Un roman français de Fréderic Beigbeder

Publié le par Astazie

9782246734116-1.gifQue dire de cette lecture, après avoir entendu bien des critiques de cet auteur, ce fut ma première rencontre avec ses écrits .Je ne m'étais jamais intéressée à cet auteur. Il a fallu que ce livre soit donné dans la liste du comité de lectures, pour que je le lise.

 

Il relate un passage de sa vie,  en janvier 2008  il est arrêté  après une sortie de boîte pour avoir " sniffer de la coke ". Frédéric Beigbeder, va donc passer sa nuit en garde à vue. Il critique le système dans lequel il vit. A-t-il pensé , qu'en étant un auteur connu, il éviterait une garde à vue. Il dénonce le système judiciaire français.

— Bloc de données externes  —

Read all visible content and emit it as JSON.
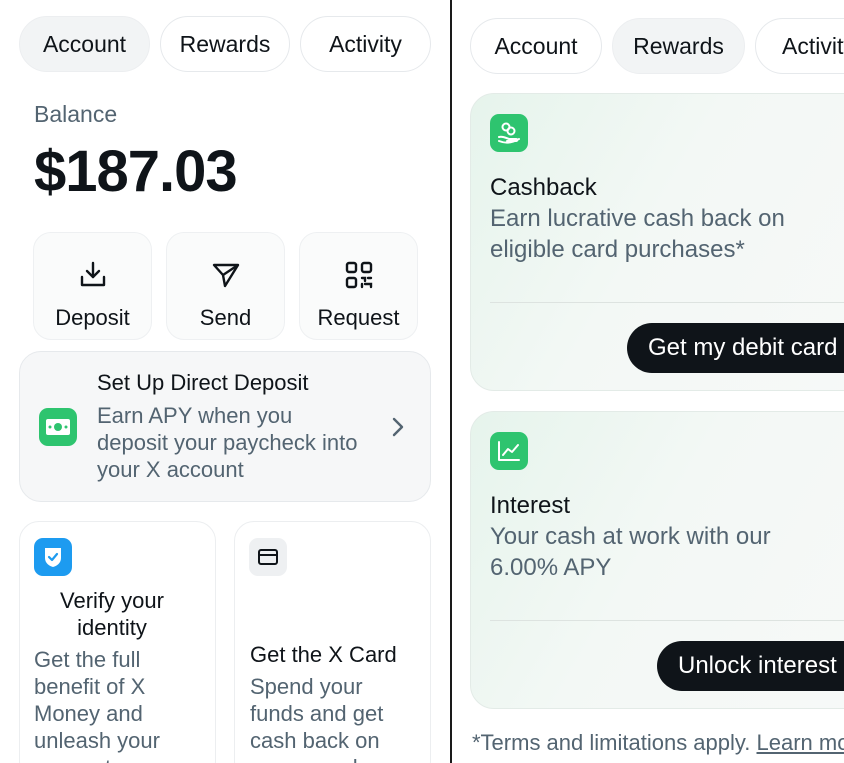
{
  "left": {
    "tabs": [
      {
        "label": "Account",
        "active": true
      },
      {
        "label": "Rewards",
        "active": false
      },
      {
        "label": "Activity",
        "active": false
      }
    ],
    "balance": {
      "label": "Balance",
      "value": "$187.03"
    },
    "actions": [
      {
        "label": "Deposit",
        "icon": "download-icon"
      },
      {
        "label": "Send",
        "icon": "send-icon"
      },
      {
        "label": "Request",
        "icon": "qr-code-icon"
      }
    ],
    "direct_deposit": {
      "title": "Set Up Direct Deposit",
      "description": "Earn APY when you deposit your paycheck into your X account",
      "icon": "cash-icon"
    },
    "verify_card": {
      "title": "Verify your identity",
      "description": "Get the full benefit of X Money and unleash your account",
      "icon": "shield-check-icon"
    },
    "x_card": {
      "title": "Get the X Card",
      "description": "Spend your funds and get cash back on every purchase",
      "icon": "credit-card-icon"
    }
  },
  "right": {
    "tabs": [
      {
        "label": "Account",
        "active": false
      },
      {
        "label": "Rewards",
        "active": true
      },
      {
        "label": "Activity",
        "active": false
      }
    ],
    "cashback": {
      "title": "Cashback",
      "description": "Earn lucrative cash back on eligible card purchases*",
      "button": "Get my debit card",
      "icon": "coins-hand-icon"
    },
    "interest": {
      "title": "Interest",
      "description": "Your cash at work with our 6.00% APY",
      "button": "Unlock interest",
      "icon": "chart-icon"
    },
    "footnote": {
      "text": "*Terms and limitations apply.",
      "link": "Learn more"
    }
  },
  "colors": {
    "accent_green": "#2ec46f",
    "verify_blue": "#1d9bf0",
    "dark_button": "#0f1419",
    "muted_text": "#536471"
  }
}
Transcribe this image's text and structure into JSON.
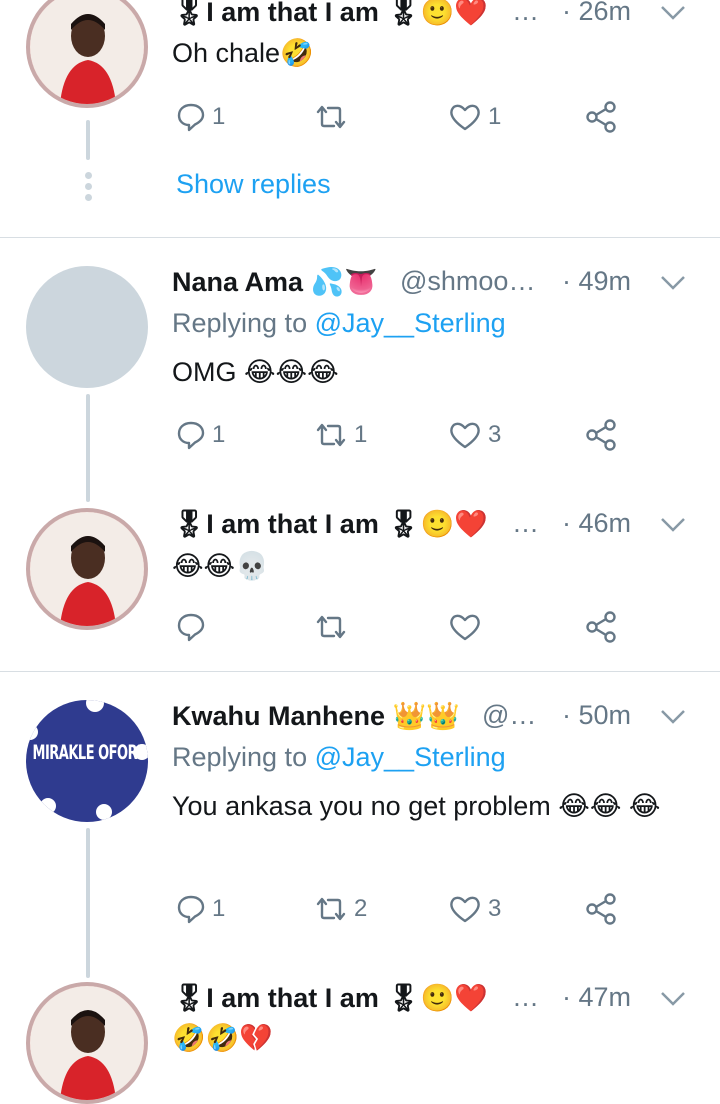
{
  "tweets": [
    {
      "name": "🎖I am that I am 🎖🙂❤️",
      "handle": "…",
      "time": "· 26m",
      "body": "Oh chale🤣",
      "actions": {
        "reply": "1",
        "retweet": "",
        "like": "1"
      },
      "show_replies": "Show replies"
    },
    {
      "name": "Nana Ama 💦👅",
      "handle": "@shmoo…",
      "time": "· 49m",
      "replying_prefix": "Replying to",
      "replying_handle": "@Jay__Sterling",
      "body": "OMG 😂😂😂",
      "actions": {
        "reply": "1",
        "retweet": "1",
        "like": "3"
      }
    },
    {
      "name": "🎖I am that I am 🎖🙂❤️",
      "handle": "…",
      "time": "· 46m",
      "body": "😂😂💀",
      "actions": {
        "reply": "",
        "retweet": "",
        "like": ""
      }
    },
    {
      "name": "Kwahu Manhene 👑👑",
      "handle": "@…",
      "time": "· 50m",
      "replying_prefix": "Replying to",
      "replying_handle": "@Jay__Sterling",
      "body": "You ankasa you no get problem 😂😂 😂",
      "avatar_text": "MIRAKLE OFORI",
      "actions": {
        "reply": "1",
        "retweet": "2",
        "like": "3"
      }
    },
    {
      "name": "🎖I am that I am 🎖🙂❤️",
      "handle": "…",
      "time": "· 47m",
      "body": "🤣🤣💔",
      "actions": {
        "reply": "",
        "retweet": "",
        "like": ""
      }
    }
  ],
  "colors": {
    "accent": "#1da1f2",
    "muted": "#657786",
    "text": "#14171a",
    "line": "#ccd6dd"
  },
  "icons": [
    "reply-icon",
    "retweet-icon",
    "like-icon",
    "share-icon",
    "chevron-down-icon"
  ]
}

 Il va en profiter pour faire un " flash-back" sur  lui-même. Il évoque des bribes de souvenirs, d'un enfant " brisé" par le divorce de ses parents. il est imbu de sa personne, narcissique .

 

Je crois qu'au fond de lui, Beigbeder est mal dans sa peau. Il se fait plaisir en écrivant sa vie.

Je l'ai lu jusqu'à la fin, mais que retiendrais- je de ce roman , pas grand chose, surtout en rester là avec cet auteur.

 

 

Quatrième de couverture ;

Prix renaudot 2009
L'idée de ce livre m'est venue le 20 janvier 2008, quand j'étais en garde à vue au commissariat du 8ème arrondissement de Paris. Pour oublier ma claustrophobie, je me suis réfugié dans le pays perdu de mon enfance. Je croyais avoir tout oublié, et puis…petit à petit, un monde m'est apparu. Je suis le fils d'une aristocrate limousine et d'un riche héritier américano-béarnais; mon enfance fut marquée par leur divorce en 1972. Mon paradis c'est la plage de Cénitz à Guethary, le parc de la Villa Navarre à Pau, la colline du château de Vaugoubert à Quinsac, les reflets verts des avenues de Neuilly et des allées du Bois de Boulogne : c'est un monde révolu. La France dans laquelle j'ai grandi n'avait rien à voir avec celle d'aujourd'hui, je la décris sans nostalgie, comme une contrée imaginaire, comme si mon passé était une fiction. Il m'a semblé redécouvrir quelque chose ou quelqu'un, une époque, une famille, un pays, mais je peux me tromper, je n'ai pas le recul nécessaire.
Après avoir écrit un roman qui se passait en Amérique et un autre qui se déroulait en Russie, je voulais sans doute rentrer chez moi ; c'est souvent le cas des gens qui sont enfermés dans une cellule.
Bizarrement, depuis vingt ans que je publie des livres, je n'avais jamais parlé de mon passé. J'attendais peut-être, pour écrire " Un roman français", de ne plus pouvoir faire autrement. Ou alors c'est plus grave : mon utopie est derrière moi."